The story of his deception by Blodeuwedd recalls that of Gilgamesh’s deception by Ishtar, and Samson’s deception by Delilah. Samson was a
Palestinian Sun-god who, becoming inappropriately included in the corpus of Jewish religious myth, was finally written down as an Israelite hero of the time of the Judges. That he belonged to an exogamic and therefore matrilinear society is proved by Delilah’s remaining with her own tribe after marriage; in patriarchal society the wife goes to her husband’s tribe. The name ‘Samson’ means ‘Of the Sun’ and ‘Dan’, his tribe, is an appellation of the Assyrian Sun-god. Samson, like Hercules, killed a lion with his bare hands, and his riddle about the bees swarming in the carcase of the lion which he had killed, if returned to iconographic form, shows Aristaeus the Pelasgian Hercules (father of Actaeon, the stag-cult king, and son of Cheiron the Centaur) killing a mountain lion on Mount Pelion, from the wound in whose flesh the first swarm of bees emerged. In the Cuchulain version of the same story, Blodeuwedd is named Blathnat and extracts from her husband King Curoi – the only man who ever gave Cuchulain a beating – the secret that his soul is hidden in an apple in the stomach of a salmon which appears once every seven years in a spring on the side of Slieve Mis (the mountain of Amergin’s dolmen). This apple can be cut only with his own sword.
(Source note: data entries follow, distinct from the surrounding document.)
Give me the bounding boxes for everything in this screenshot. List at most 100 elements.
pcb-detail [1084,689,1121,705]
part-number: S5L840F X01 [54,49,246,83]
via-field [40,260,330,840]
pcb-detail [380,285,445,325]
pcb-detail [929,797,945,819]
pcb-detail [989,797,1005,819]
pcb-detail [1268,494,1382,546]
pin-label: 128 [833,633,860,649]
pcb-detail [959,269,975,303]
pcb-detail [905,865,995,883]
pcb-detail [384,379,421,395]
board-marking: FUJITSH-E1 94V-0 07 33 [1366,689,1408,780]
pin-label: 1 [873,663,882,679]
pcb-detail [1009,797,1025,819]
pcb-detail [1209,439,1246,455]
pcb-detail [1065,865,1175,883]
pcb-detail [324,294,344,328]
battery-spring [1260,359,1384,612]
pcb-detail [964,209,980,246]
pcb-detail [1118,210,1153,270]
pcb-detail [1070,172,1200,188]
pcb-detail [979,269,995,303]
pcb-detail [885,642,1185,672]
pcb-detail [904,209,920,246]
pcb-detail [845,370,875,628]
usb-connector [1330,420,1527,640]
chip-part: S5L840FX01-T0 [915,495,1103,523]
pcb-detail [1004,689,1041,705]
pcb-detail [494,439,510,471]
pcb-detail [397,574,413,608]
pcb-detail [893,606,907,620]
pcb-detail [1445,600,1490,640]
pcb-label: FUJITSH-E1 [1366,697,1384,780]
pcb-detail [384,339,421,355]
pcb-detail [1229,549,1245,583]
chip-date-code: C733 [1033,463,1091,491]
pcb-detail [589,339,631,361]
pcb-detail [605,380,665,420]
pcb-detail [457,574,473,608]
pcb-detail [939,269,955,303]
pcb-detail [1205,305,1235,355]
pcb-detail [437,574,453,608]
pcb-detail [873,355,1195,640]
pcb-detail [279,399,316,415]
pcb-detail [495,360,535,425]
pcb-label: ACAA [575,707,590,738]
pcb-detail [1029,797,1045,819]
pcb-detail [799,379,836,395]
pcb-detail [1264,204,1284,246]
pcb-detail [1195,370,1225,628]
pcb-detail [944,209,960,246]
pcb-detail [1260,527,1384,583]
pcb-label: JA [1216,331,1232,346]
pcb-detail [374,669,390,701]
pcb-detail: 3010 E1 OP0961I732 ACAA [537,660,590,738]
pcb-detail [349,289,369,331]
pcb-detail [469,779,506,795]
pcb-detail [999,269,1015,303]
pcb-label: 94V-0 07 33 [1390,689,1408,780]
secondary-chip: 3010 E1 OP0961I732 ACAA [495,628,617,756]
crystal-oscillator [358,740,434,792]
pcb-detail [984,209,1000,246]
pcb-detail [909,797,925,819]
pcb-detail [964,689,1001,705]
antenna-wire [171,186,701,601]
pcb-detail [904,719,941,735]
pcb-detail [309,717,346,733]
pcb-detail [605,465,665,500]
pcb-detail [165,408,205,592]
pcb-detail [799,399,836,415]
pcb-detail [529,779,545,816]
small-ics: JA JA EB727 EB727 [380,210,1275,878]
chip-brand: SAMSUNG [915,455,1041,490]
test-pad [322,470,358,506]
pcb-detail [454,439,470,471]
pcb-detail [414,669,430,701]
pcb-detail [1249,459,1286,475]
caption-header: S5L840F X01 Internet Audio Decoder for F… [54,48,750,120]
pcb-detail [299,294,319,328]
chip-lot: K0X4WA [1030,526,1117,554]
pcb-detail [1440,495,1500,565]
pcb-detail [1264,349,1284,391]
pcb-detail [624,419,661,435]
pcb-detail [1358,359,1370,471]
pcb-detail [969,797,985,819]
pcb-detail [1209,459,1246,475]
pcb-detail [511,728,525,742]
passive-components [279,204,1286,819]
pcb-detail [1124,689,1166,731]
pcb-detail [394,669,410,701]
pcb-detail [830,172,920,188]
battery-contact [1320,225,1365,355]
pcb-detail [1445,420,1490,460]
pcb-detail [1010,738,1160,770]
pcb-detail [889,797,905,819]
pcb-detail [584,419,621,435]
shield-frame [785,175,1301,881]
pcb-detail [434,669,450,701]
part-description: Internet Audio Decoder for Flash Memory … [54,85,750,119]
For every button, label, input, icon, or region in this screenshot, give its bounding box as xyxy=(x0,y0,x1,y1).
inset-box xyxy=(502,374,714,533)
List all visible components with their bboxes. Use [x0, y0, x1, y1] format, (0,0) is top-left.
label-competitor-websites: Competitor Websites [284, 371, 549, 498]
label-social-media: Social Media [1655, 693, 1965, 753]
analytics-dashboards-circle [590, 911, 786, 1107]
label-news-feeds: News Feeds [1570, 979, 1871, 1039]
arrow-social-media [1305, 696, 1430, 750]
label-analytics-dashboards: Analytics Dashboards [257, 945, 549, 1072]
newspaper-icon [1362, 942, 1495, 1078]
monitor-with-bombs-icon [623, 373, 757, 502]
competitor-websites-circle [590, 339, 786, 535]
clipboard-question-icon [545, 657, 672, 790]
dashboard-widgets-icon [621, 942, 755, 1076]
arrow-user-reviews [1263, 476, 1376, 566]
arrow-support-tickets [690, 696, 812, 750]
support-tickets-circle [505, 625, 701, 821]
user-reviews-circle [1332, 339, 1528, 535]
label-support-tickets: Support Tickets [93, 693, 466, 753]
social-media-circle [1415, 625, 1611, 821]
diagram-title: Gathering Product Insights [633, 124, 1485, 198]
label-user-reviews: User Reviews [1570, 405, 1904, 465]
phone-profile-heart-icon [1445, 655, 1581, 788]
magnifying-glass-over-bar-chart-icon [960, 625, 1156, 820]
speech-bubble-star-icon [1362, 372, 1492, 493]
Her lover Cuchulain waits for seven years and obtains the apple. Blathnat then prepares a bath and ties her husband’s long hair to the bedposts and bedrail; takes his sword and gives it to her lover who cuts the apple in two. The husband loses his strength and cries out: ‘No secret to a woman, no jewel to slaves!’ Cuchulain cuts off his head. There is a reference to this story in one of Gwion’s poems. A Greek version of the same story is referred to Minoan times: Nisus King of Nisa – an ancient city near Megara destroyed by the Dorians – had his ‘purple’ lock plucked by his daughter Scylla who wished to kill him and marry Minos of Crete. The Greeks have given this story an unlikely moral ending, that Minos drowned Scylla as a parricide from the stern of his galley; at any rate, the genealogy of the Kings of Nisa makes it plain that the throne went by matrilinear succession. Still another version occurs in the
Excidium
Troiae
,
a mediaeval Latin summary of the Trojan War compiled from very early sources; here the secret of Achilles’s vulnerable heel is wormed from him by his wife Polyxena ‘since there is no secret that women cannot extract from men in proof of love’. It may be assumed that, in the original legend of Osiris, Isis was a willing accomplice in his yearly murder by Set; and that, in the original legend of Hercules, Deianeira was a willing accomplice in his yearly murder by Achelöus, or by Nessus the Centaur; and that each of these heroes was killed in a bath – as in the legends of Minos’s bath-murder by the priestess of Cocalus, at Daedalus’s instigation, and of Agamemnon’s bath-murder by Clytaemnestra at Aegisthus’s instigation – though in the popular version of the Osiris story it is a coffin, not a bath, into which he is decoyed. The Jackals, who were sacred in Egypt to Anubis, Guardian of the Dead, because they fed on corpse-flesh
and had mysterious nocturnal habits, must have known all about the murder.